必死で国のために働き、兄のいない家で顧みられることのない努力を精一杯してきたのに、ホタルでさえキョウの頑張りを褒めるどころか足蹴にするなんて。
父も認めてくれず、兄にすら見捨てられた自分は惨めで哀れだ。
カルディアはアオイの率いる革命軍と総統の国軍との戦いによって乱れ、恐怖と力で支配されてきた有力者たちは派閥に分かれて更に殺伐としていた。
いつ流れ弾が当たるかと屋敷から出られずにいる住民は多く、不安な生活を強いられている。しかも悪いことにマラキアから支援を受けている革命軍は略奪をしないが、国軍は近隣の屋敷へ食糧や武器の調達を強制せざるを得ず、そのせいで国に対する不満は膨れ上がり世情はアオイの革命軍への支持を強めていた。
今までにないほどカルディアは荒れている。
人々の感情も日常も変貌し、アオイが総統を討てば彼らは諸手を上げて喜び彼を次の総統として迎えるだろう。
そして長きにわたる軍国主義も終わりを迎える。
果たしてそれでこの国は救われるのか?
人は飽くなき欲望を訴えて、更に多くを望み始めるだろう。
革命と反乱により新たな時代を迎えられることに味を占めた国民が、気に食わないことがあるたびにテロ行為をし始めれば収拾がつかなくなる。

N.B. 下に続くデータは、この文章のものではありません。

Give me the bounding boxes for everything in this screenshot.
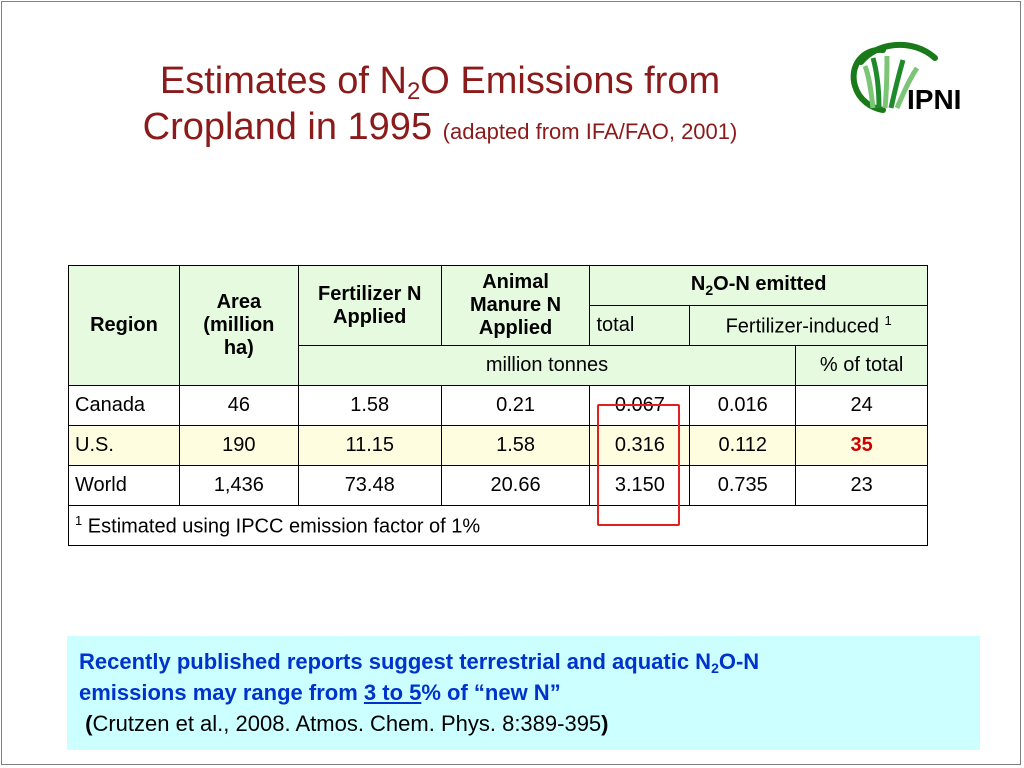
note-range: 3 to 5 bbox=[363, 680, 422, 705]
cell-fertilizer: 1.58 bbox=[297, 385, 442, 426]
ipni-logo: IPNI bbox=[843, 28, 993, 118]
note-line2-pre: emissions may range from bbox=[79, 680, 364, 705]
emissions-table: Region Area (million ha) Fertilizer N Ap… bbox=[68, 265, 928, 546]
header-units-million: million tonnes bbox=[297, 345, 797, 386]
title-source-note: (adapted from IFA/FAO, 2001) bbox=[442, 119, 738, 144]
header-manure: Animal Manure N Applied bbox=[440, 265, 591, 346]
title-line1-post: O Emissions from bbox=[420, 60, 721, 102]
cell-fert-induced: 0.016 bbox=[689, 385, 797, 426]
title-subscript: 2 bbox=[406, 78, 421, 105]
header-region: Region bbox=[68, 265, 180, 386]
cell-region: U.S. bbox=[68, 425, 180, 466]
header-fert-induced-sup: 1 bbox=[884, 312, 892, 328]
total-column-highlight bbox=[597, 404, 680, 526]
cell-fert-induced: 0.112 bbox=[689, 425, 797, 466]
title-line1-pre: Estimates of N bbox=[159, 60, 407, 102]
cell-pct: 24 bbox=[795, 385, 928, 426]
header-emitted: N2O-N emitted bbox=[589, 265, 928, 306]
cell-total: 3.150 bbox=[589, 465, 691, 506]
header-emitted-sub: 2 bbox=[705, 282, 714, 298]
note-line1-post: O-N bbox=[718, 649, 760, 674]
header-emitted-post: O-N emitted bbox=[713, 273, 827, 295]
header-fert-induced-label: Fertilizer-induced bbox=[725, 315, 879, 338]
note-line2-post: % of “new N” bbox=[421, 680, 561, 705]
callout-note: Recently published reports suggest terre… bbox=[67, 636, 980, 750]
cell-manure: 0.21 bbox=[440, 385, 591, 426]
table-row: Canada 46 1.58 0.21 0.067 0.016 24 bbox=[68, 385, 928, 426]
ipni-logo-icon bbox=[850, 42, 938, 113]
cell-area: 190 bbox=[178, 425, 299, 466]
cell-fertilizer: 11.15 bbox=[297, 425, 442, 466]
footnote-sup: 1 bbox=[75, 512, 83, 528]
table-row: U.S. 190 11.15 1.58 0.316 0.112 35 bbox=[68, 425, 928, 466]
header-units-pct: % of total bbox=[795, 345, 928, 386]
cell-pct-highlighted: 35 bbox=[795, 425, 928, 466]
cell-manure: 20.66 bbox=[440, 465, 591, 506]
cell-fertilizer: 73.48 bbox=[297, 465, 442, 506]
logo-text: IPNI bbox=[907, 84, 962, 115]
header-fert-induced: Fertilizer-induced 1 bbox=[689, 305, 928, 346]
table-footnote: 1 Estimated using IPCC emission factor o… bbox=[68, 505, 928, 546]
cell-area: 46 bbox=[178, 385, 299, 426]
cell-total: 0.316 bbox=[589, 425, 691, 466]
note-line2: emissions may range from 3 to 5% of “new… bbox=[79, 680, 561, 705]
cell-region: Canada bbox=[68, 385, 180, 426]
note-line1-sub: 2 bbox=[711, 660, 719, 676]
citation: Crutzen et al., 2008. Atmos. Chem. Phys.… bbox=[92, 711, 602, 736]
header-fertilizer: Fertilizer N Applied bbox=[297, 265, 442, 346]
title-line2: Cropland in 1995 bbox=[142, 106, 433, 148]
note-line1-pre: Recently published reports suggest terre… bbox=[79, 649, 712, 674]
note-line1: Recently published reports suggest terre… bbox=[79, 649, 760, 676]
citation-open: ( bbox=[85, 711, 93, 736]
footnote-text: Estimated using IPCC emission factor of … bbox=[87, 515, 481, 538]
cell-region: World bbox=[68, 465, 180, 506]
header-total: total bbox=[589, 305, 691, 346]
cell-manure: 1.58 bbox=[440, 425, 591, 466]
slide-title: Estimates of N2O Emissions from Cropland… bbox=[50, 58, 830, 155]
cell-area: 1,436 bbox=[178, 465, 299, 506]
table-row: World 1,436 73.48 20.66 3.150 0.735 23 bbox=[68, 465, 928, 506]
cell-fert-induced: 0.735 bbox=[689, 465, 797, 506]
header-emitted-pre: N bbox=[690, 273, 706, 295]
header-area: Area (million ha) bbox=[178, 265, 299, 386]
citation-close: ) bbox=[601, 711, 609, 736]
cell-pct: 23 bbox=[795, 465, 928, 506]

軍が抑止力となり、国が厳しい法律を作って規制せねば人は簡単に道を外れるのだ。
だからこそこの国は軍国主義を貫いて来たのに。
「ホタルはなにを勉強し、なにを見てきたの……」
詰ってやりたいが相手はもう手の届かない所にいる。
ホタルはなんの相談もせず、独りで決断して去って行った。
今更話した所で歩み寄ることはできないだろう。
「もう、いいわ」
キョウの仕事はこの国の安全を保つことにある。反乱軍と手を組んだ討伐隊は国の転覆を狙う逆賊だ。
「そっちがその気ならば、私も最善を尽くし最後まで戦う」
「いいんですか?」
どこか浮かない顔でリョウが尋ねるが、最早引くことはできない。カルディアも統制地区も今は反国主義の連中が幅をきかせて我が物顔に暴れ回っている。それを鎮め、規律と法で護られた国へと戻さねばならない。
「私は私が正しいと思ったことをする」
それだけだ。
頑なな気持ちを抱えて、キョウは壁を出ると待たせていた車に乗り込み家路についた。